Shoulder injury related to vaccine administration (SIRVA) following mRNA COVID-19 vaccination:

 

Shoulder injury related to vaccine administration (SIRVA) following mRNA COVID-19 vaccination: Report of 2 cases of subacromial-subdeltoid bursitis


Abstract

Shoulder pain has been reported as a common side-effect after COVID-19 vaccination particularly after administration of mRNA vaccines. Although it is usually mild and self-limiting, occasionally it can become more extensive causing severe pain and marked limited range of motion. Shoulder injury related to vaccine administration has been reported following injection of other routine vaccines. In this case report, we describe 2 cases of shoulder injury related to vaccine administration due to subacromial-subdeltoid bursitis after administration of mRNA COVID-19 vaccines.

Introduction

As the widespread use of COVID-19 vaccination is ongoing worldwide, radiologists have become more aware of its related imaging findings. Incidental axillary lymphadenopathy has been among the initially recognized and widely reported post vaccination findings in different imaging modalities [[1][2][3][4]]. On the other hand, post-vaccination arm/shoulder pain, particularly at the site of injection, has been reported as one of the most common vaccine related side effects though usually self-limiting and resolving within a few days with or without conservative treatment for which imaging examination is rarely needed. Shoulder injury related to vaccine administration (SIRVA) is a well-known entity described previously and before the COVID-19 era with other types of vaccinations, particularly influenza vaccine [[5][6][7]]. SIRVA includes a variety of conditions such as adhesive capsulitistendinitis, and subacromial-subdeltoid bursitis. A recent case report described a case of SIRVA, specifically subacromial-subdeltoid bursitis, after administration of Oxford-AstraZeneca vaccine (Serum Institute of India) [8]. In this paper, we report 2 cases of SIRVA, namely subacromial-subdeltoid bursitis, after administration of mRNA COVID-19 vaccines.

Case 1

A 42-year-old male right-handed healthcare worker with no significant past medical history presented with severe left shoulder pain (numerical pain rating scale of 10/10) and severe limited range of motion. The symptoms developed within 2 days after receiving the first dose of Moderna's mRNA 1273 vaccine. A high injection site was reported by the patient at the time of vaccine administration.
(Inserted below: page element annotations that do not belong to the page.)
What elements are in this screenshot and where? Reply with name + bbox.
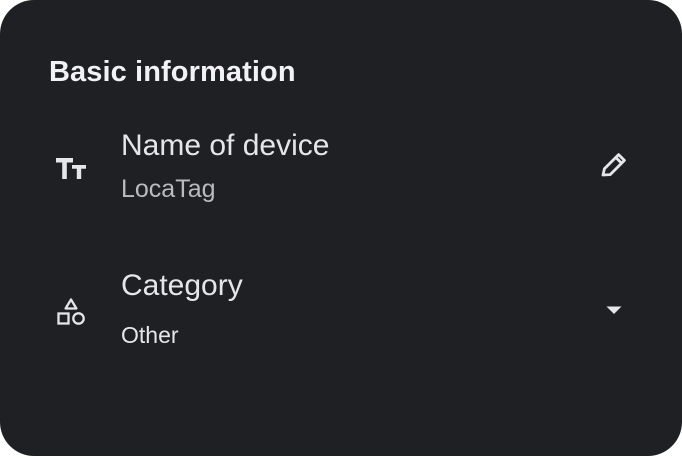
shapes-category-icon [53,294,89,330]
edit-pencil-icon[interactable] [591,143,635,187]
text-fields-icon [53,150,89,186]
device-name-row[interactable]: Name of device LocaTag [0,112,682,222]
dropdown-arrow-icon[interactable] [592,288,636,332]
category-value: Other [121,322,179,348]
section-title: Basic information [49,56,296,88]
partial-icon-peek [610,451,630,456]
basic-information-card: Basic information Name of device LocaTag [0,0,682,456]
device-name-label: Name of device [121,129,330,162]
device-name-value: LocaTag [121,175,216,203]
category-row[interactable]: Category Other [0,254,682,364]
category-label: Category [121,269,243,302]
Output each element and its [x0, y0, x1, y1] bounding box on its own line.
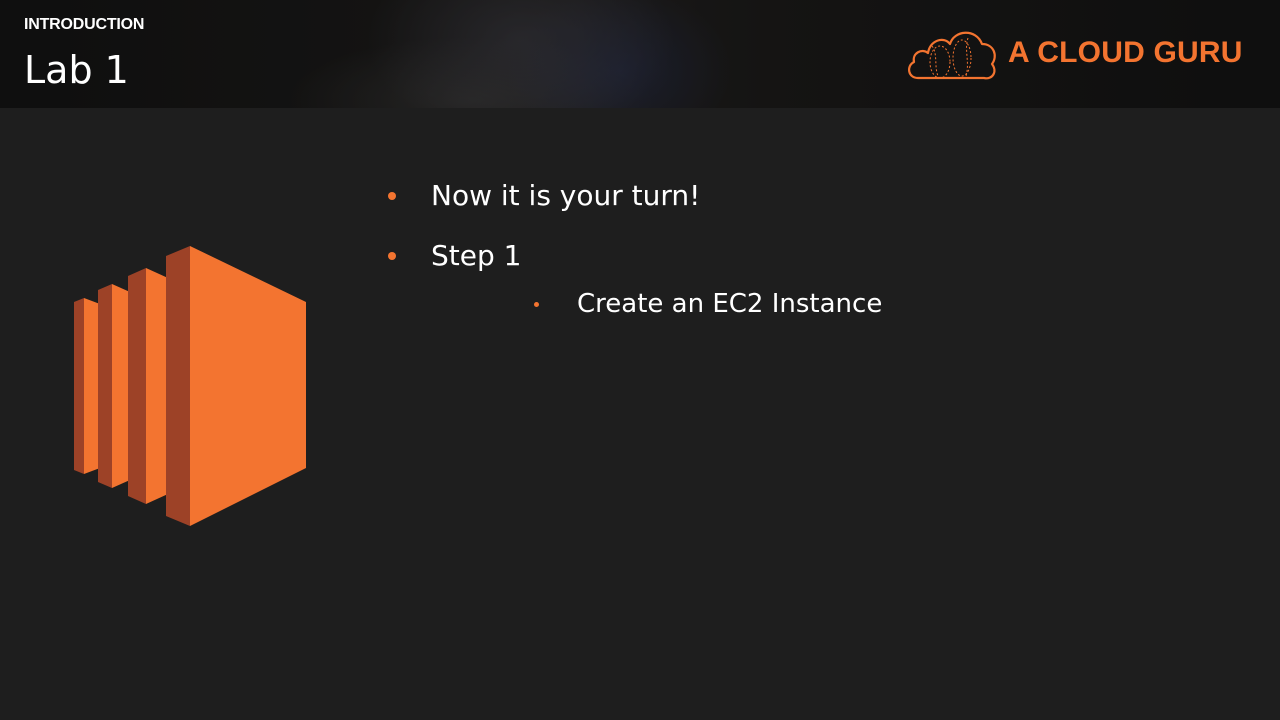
- bullet-dot: [388, 192, 396, 200]
- bullet-text: Now it is your turn!: [431, 179, 701, 212]
- list-item: Now it is your turn!: [380, 172, 1240, 232]
- cloud-logo-icon: [908, 31, 996, 80]
- slide-title: Lab 1: [24, 48, 129, 92]
- sub-bullet-text: Create an EC2 Instance: [577, 289, 883, 319]
- brand: A CLOUD GURU: [904, 26, 1254, 82]
- bullet-dot: [388, 252, 396, 260]
- brand-name: A CLOUD GURU: [1008, 36, 1243, 69]
- bullet-list: Now it is your turn! Step 1 Create an EC…: [380, 172, 1240, 332]
- section-label: INTRODUCTION: [24, 16, 145, 33]
- slide: INTRODUCTION Lab 1 A CLOUD GURU Now it i…: [0, 0, 1280, 720]
- ec2-instance-icon: [74, 246, 306, 526]
- header-band: INTRODUCTION Lab 1 A CLOUD GURU: [0, 0, 1280, 108]
- sub-list-item: Create an EC2 Instance: [380, 282, 1240, 332]
- bullet-text: Step 1: [431, 239, 522, 272]
- sub-bullet-dot: [534, 302, 539, 307]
MRI of the left shoulder was performed in which subacromial-subdeltoid bursitis was detected (Figs. 1A and B). Due to severe pain, 1 course of oral Prednisolone was administered after which the pain subsided in few days. Follow-up MRI of the left shoulder 2 months later demonstrated resolution of the bursitis (Figs. 1C and D).

Case 2

A 38-year-old male right-handed healthcare worker with no significant past medical history presented with non-traumatic severe left shoulder pain (numerical pain rating scale of 10/10). The symptoms developed 2 weeks after receiving the second dose of Pfizer-BioNTech COVID19 vaccine (BNT162b2) leading to severe limited range of motion. The patient did not report any significant vaccine related symptoms with the first dose of vaccine except for moderate arm pain around the injection site. There was no report of deep or high injection site at the time of vaccine administration. Subsequently, ultrasound of the left shoulder was performed in which subacromial-subdeltoid bursitis was detected (Fig. 2). The symptoms almost completely resolved by conservative management in less than a week.


Conclusion

To our knowledge our cases are the first reported cases of imaging and clinically proven SIRVA due to mRNA COVID-19 vaccines. Given the widespread COVID-19 vaccination clinicians and radiologists should be familiar with potential musculoskeletal side effects of these vaccines.